Note that in full languages, numbers and strings have a similar status to value constructors, but their presence would complicate your development (of semantics and code).
But using just value constructors, we can simulate some interesting stuff. For example, "Wow! That's a Tall Square." (And explain what that syntax means.)
[x] line 927: Make it clear that the examples in Figure 12 compile.
[x] lines 939 to 932: Simplify. And forget the parser—blaming limitations on the parser just makes you look bad. 1. As explained above, use value constructors. 2. P+ has no infix operators, so parenthesized.
[x] line 961: In the caption, also make it clear that the examples in Figure 12 compile.
[x] line 937: Strike the subordinate clause: "P+ admits of ..."
[x] lines 936 to 982: This section isn't germane to your thesis. Move it to an appendix.
[x] lines 986 to 989, verbs. "The elements of VC that lead to unpredictable or costly run times are backtracking and multiple results." (Main verb "to be" chosen in order to end the sentence with the topic of the paragraph.)
[x] lines 989 to 993, keep one subject: "Removing ... strips ... but it leaves VC's equations ..."
[x] lines 994 to 998: I can't reconcile this claim with the figures. It looks like choice is permitted only in
if ... fi
. And I don't seeone
. In any case, "drawn to harnessing" needs to be related to your thesis and to be connected with examples. Instead, I suggest you cut it.[x] line 999: s/imagine/propose/
[x] line 1015: This claim needs to be substantiated. First with an example, then later with a theorem and a proof.
[x] line 1021: the proper citation for guarded commands is as follows:
[x] lines 985 to 1025: this page isn't working for me. Let's talk about it tomorrow.
[x] lines 1026 to 1045: I don't see a way for a reader to compare V- with P+. Since they are almost the same, that's a problem. Consider returning to the unified figure.
[x] line 1052, singular: "A programmer can..."
[x] line 1061: "previous problems" needs a page reference.
[x] line 1064: Either substantiate the claim (by pointing out the similarities and differences), or drop it.
[x] lines 1092ff: subsection 3.7 belongs in the discussion section.
[ ] line 1113: yes, definitely examples. In the discussion section.
[x] line 1117: same issues with transition as were present with P+. When fixing both, use parallel structure.
[x] line 1140: singular "expression," please.

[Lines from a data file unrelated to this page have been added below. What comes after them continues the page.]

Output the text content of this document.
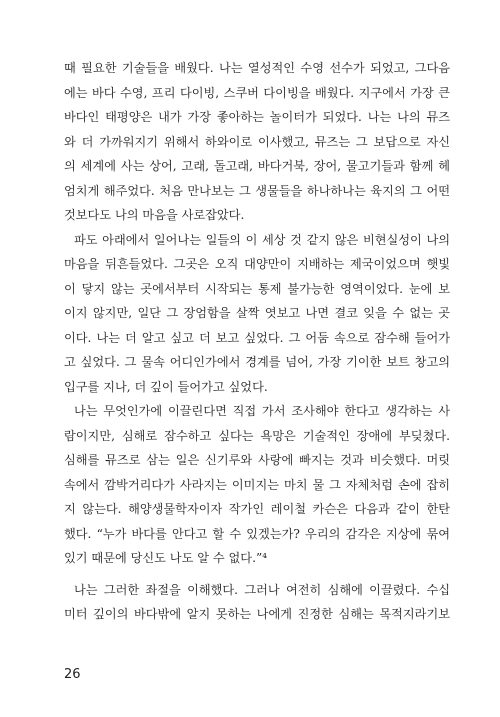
때 필요한 기술들을 배웠다. 나는 열성적인 수영 선수가 되었고, 그다음
에는 바다 수영, 프리 다이빙, 스쿠버 다이빙을 배웠다. 지구에서 가장 큰
바다인 태평양은 내가 가장 좋아하는 놀이터가 되었다. 나는 나의 뮤즈
와 더 가까워지기 위해서 하와이로 이사했고, 뮤즈는 그 보답으로 자신
의 세계에 사는 상어, 고래, 돌고래, 바다거북, 장어, 물고기들과 함께 헤
엄치게 해주었다. 처음 만나보는 그 생물들을 하나하나는 육지의 그 어떤
것보다도 나의 마음을 사로잡았다.
파도 아래에서 일어나는 일들의 이 세상 것 같지 않은 비현실성이 나의
마음을 뒤흔들었다. 그곳은 오직 대양만이 지배하는 제국이었으며 햇빛
이 닿지 않는 곳에서부터 시작되는 통제 불가능한 영역이었다. 눈에 보
이지 않지만, 일단 그 장엄함을 살짝 엿보고 나면 결코 잊을 수 없는 곳
이다. 나는 더 알고 싶고 더 보고 싶었다. 그 어둠 속으로 잠수해 들어가
고 싶었다. 그 물속 어디인가에서 경계를 넘어, 가장 기이한 보트 창고의
입구를 지나, 더 깊이 들어가고 싶었다.
나는 무엇인가에 이끌린다면 직접 가서 조사해야 한다고 생각하는 사
람이지만, 심해로 잠수하고 싶다는 욕망은 기술적인 장애에 부딪쳤다.
심해를 뮤즈로 삼는 일은 신기루와 사랑에 빠지는 것과 비슷했다. 머릿
속에서 깜박거리다가 사라지는 이미지는 마치 물 그 자체처럼 손에 잡히
지 않는다. 해양생물학자이자 작가인 레이철 카슨은 다음과 같이 한탄
했다. “누가 바다를 안다고 할 수 있겠는가? 우리의 감각은 지상에 묶여
있기 때문에 당신도 나도 알 수 없다.”⁴
나는 그러한 좌절을 이해했다. 그러나 여전히 심해에 이끌렸다. 수십
미터 깊이의 바다밖에 알지 못하는 나에게 진정한 심해는 목적지라기보
26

[x] line 1141: needs examples (just one instance apeice).
[x] line 1143: rho-hat doesn't look like a value.
[x] line 1153: wrong actors here. "We" don't do anything. It may be better to start here: "Like VC, V- has a nondeterministic semantics." Then continue with a comparison. (E.g., if no progress, Verse hits a normal form but V- gets stuck?)
[x] line 1160: singular. An environment maps each name either to a value v or to ⊥. Then explain what a binding to ⊥ represents.
[x] line 1161, refine or reject: needs examples.
pages 28 and 29: perhaps there are too many subsections here.
[x] line 1327: D is actually quite practical. It's a very minor tweak of P: you give up the ability to write nested patterns, but you gain a deterministic and perspicuous cost model.
[x] line 1330: Not sure I'd use "invariant" here. Perhaps, "one key property of the cost model is ..."
[x] lines 1332 to 1335: Too vague. Concretely, there are two points to be made. 1. The worst-case cost of evaluating a decision tree is linear in its depth. 2. When a decision tree is produced by compiling P, there are pathological cases in which the total size of the tree is exponential in the size of the source code (from P). Run time remains linear, but code size may not be.